Function ( PVOID Parameter1 )
if ( . . . )
. . .
// Access Parameter1;
// No access to Local1;
. . .
. . .
// Access to Local1;
// No access to Parameter1;
. . .
Since the compiler observes that Parameter1 and Local1 are not used at the same time, it repurposes the memory locations containing the parameter "Parameter1" to store local variable "Local1".
The utilization of parameter memory space, on the stack, to store local variables is common practice on the X86 CPU since there aren't that many register the compiler can use during program execution to store values of temporary/local variables.
On CPU architectures like X64, where there are a lot more registers available (i.e. R8 through R15), the need for doing such optimization diminishes as these extra registers can be used to cache temporary/local variables, which is much more efficient than storing them on the stack.

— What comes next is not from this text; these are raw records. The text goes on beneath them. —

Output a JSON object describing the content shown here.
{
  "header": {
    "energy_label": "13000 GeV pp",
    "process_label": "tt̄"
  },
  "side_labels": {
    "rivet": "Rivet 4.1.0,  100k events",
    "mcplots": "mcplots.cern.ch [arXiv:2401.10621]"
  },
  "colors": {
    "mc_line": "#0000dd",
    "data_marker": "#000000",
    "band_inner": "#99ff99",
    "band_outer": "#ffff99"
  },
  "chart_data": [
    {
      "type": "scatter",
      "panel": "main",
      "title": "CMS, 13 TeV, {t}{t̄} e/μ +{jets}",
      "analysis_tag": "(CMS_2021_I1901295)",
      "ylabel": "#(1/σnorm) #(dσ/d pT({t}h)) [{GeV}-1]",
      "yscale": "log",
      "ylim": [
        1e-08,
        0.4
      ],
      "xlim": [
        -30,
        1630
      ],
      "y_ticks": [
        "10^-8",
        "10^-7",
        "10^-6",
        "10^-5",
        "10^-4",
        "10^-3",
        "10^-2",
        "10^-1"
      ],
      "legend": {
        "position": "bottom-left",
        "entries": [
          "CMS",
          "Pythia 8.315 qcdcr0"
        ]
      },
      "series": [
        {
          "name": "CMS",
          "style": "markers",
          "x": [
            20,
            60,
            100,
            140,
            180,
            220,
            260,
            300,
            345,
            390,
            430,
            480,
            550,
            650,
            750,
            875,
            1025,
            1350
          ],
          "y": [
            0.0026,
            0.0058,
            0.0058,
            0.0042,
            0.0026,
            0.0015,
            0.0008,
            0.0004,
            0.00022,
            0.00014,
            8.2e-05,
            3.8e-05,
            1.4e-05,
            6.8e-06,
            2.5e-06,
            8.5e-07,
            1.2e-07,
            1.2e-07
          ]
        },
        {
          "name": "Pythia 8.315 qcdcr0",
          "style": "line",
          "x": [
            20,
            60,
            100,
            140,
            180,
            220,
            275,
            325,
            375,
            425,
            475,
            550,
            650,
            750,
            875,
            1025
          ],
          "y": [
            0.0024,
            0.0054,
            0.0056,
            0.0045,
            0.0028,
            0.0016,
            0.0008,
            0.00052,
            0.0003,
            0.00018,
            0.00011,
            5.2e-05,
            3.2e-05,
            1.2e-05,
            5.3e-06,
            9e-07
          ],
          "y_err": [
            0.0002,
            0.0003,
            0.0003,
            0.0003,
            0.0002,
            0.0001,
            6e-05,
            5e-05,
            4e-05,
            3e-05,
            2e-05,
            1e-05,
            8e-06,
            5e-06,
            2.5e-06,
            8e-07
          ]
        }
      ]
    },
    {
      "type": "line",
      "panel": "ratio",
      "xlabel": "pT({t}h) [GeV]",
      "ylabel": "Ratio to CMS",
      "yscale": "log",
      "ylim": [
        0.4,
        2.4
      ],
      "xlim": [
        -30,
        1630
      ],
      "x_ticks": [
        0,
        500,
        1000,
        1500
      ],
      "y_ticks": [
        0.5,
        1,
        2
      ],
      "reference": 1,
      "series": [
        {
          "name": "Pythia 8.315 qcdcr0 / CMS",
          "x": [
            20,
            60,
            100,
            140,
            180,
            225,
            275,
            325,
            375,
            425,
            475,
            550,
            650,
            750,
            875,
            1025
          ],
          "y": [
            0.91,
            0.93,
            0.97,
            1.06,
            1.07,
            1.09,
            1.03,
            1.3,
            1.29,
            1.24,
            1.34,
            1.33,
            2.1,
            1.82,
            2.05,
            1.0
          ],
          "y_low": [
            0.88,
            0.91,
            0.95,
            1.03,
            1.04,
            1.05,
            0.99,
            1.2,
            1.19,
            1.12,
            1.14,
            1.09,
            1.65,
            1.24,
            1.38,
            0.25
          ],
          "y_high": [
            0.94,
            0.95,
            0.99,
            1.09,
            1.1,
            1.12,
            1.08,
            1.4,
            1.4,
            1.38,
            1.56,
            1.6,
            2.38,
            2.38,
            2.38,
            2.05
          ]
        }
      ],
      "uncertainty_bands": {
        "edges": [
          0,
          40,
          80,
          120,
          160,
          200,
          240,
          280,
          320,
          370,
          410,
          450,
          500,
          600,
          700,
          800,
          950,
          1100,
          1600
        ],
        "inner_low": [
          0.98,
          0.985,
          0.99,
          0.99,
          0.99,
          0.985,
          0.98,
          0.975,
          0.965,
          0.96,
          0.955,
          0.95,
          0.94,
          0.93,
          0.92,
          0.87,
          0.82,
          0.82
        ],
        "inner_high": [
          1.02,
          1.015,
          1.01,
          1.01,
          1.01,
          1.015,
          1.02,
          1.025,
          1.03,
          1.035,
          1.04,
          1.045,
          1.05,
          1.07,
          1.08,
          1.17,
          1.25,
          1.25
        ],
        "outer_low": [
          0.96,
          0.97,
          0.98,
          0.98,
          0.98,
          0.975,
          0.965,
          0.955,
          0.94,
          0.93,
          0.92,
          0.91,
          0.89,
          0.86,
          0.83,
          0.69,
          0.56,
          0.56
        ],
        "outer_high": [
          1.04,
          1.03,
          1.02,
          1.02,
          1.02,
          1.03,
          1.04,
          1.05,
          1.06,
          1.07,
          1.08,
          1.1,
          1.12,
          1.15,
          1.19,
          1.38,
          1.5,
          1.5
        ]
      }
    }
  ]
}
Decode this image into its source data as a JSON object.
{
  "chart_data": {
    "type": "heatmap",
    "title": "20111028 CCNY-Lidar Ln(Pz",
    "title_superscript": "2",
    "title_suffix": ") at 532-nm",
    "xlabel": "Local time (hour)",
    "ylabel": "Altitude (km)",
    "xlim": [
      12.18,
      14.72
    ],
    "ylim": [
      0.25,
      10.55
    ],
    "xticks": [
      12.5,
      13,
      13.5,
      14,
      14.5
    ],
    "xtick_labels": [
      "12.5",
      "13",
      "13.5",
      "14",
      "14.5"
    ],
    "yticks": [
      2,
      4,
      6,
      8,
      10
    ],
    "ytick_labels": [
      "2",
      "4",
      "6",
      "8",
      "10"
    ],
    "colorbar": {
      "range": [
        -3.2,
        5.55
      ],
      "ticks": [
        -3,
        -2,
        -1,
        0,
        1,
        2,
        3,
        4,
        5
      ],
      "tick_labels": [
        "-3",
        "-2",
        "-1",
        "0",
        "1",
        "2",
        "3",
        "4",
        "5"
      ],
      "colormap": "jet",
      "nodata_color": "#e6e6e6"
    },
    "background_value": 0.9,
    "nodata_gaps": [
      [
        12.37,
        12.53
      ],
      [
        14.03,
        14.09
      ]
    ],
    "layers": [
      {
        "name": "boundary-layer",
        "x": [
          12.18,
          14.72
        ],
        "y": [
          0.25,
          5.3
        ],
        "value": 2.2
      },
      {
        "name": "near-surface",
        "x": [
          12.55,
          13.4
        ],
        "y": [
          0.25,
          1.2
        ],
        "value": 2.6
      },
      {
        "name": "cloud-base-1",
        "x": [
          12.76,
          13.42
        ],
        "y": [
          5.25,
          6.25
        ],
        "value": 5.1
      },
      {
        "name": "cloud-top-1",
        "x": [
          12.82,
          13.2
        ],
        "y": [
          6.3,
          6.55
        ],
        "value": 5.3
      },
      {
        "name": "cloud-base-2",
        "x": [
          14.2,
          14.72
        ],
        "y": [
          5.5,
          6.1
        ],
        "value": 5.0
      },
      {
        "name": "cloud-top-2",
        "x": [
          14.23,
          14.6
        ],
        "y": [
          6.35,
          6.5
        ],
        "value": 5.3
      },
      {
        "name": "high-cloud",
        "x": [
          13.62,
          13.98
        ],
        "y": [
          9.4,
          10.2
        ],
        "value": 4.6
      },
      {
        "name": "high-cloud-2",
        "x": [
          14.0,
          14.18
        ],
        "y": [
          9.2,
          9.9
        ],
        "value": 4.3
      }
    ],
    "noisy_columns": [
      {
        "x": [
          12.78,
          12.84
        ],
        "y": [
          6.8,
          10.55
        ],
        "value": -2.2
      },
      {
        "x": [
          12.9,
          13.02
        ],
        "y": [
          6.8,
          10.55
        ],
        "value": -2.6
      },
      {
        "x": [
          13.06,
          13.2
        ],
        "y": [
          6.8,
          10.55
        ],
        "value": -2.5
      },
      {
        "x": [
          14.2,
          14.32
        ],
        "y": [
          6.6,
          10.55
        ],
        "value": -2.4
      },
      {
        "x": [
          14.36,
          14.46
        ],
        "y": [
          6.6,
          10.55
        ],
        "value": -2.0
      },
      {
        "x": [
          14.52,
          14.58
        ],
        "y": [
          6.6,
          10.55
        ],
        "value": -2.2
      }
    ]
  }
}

To sum up the observations above, at the time of the call to KeWaitForSingleObject(), the first parameter was passed in correctly but subsequently KeWaitForSingleObject() overwrote the value by zeroing out the contents of the location where the parameter was stored on the stack. So, once the function body had finished using the parameter value and did not need it anymore, it reused the stack space occupied by the parameter to store a local variable, leveraging the fact that according to the "C" calling convention the caller to KeWaitForSingleObject() would not depend on the parameter value upon return.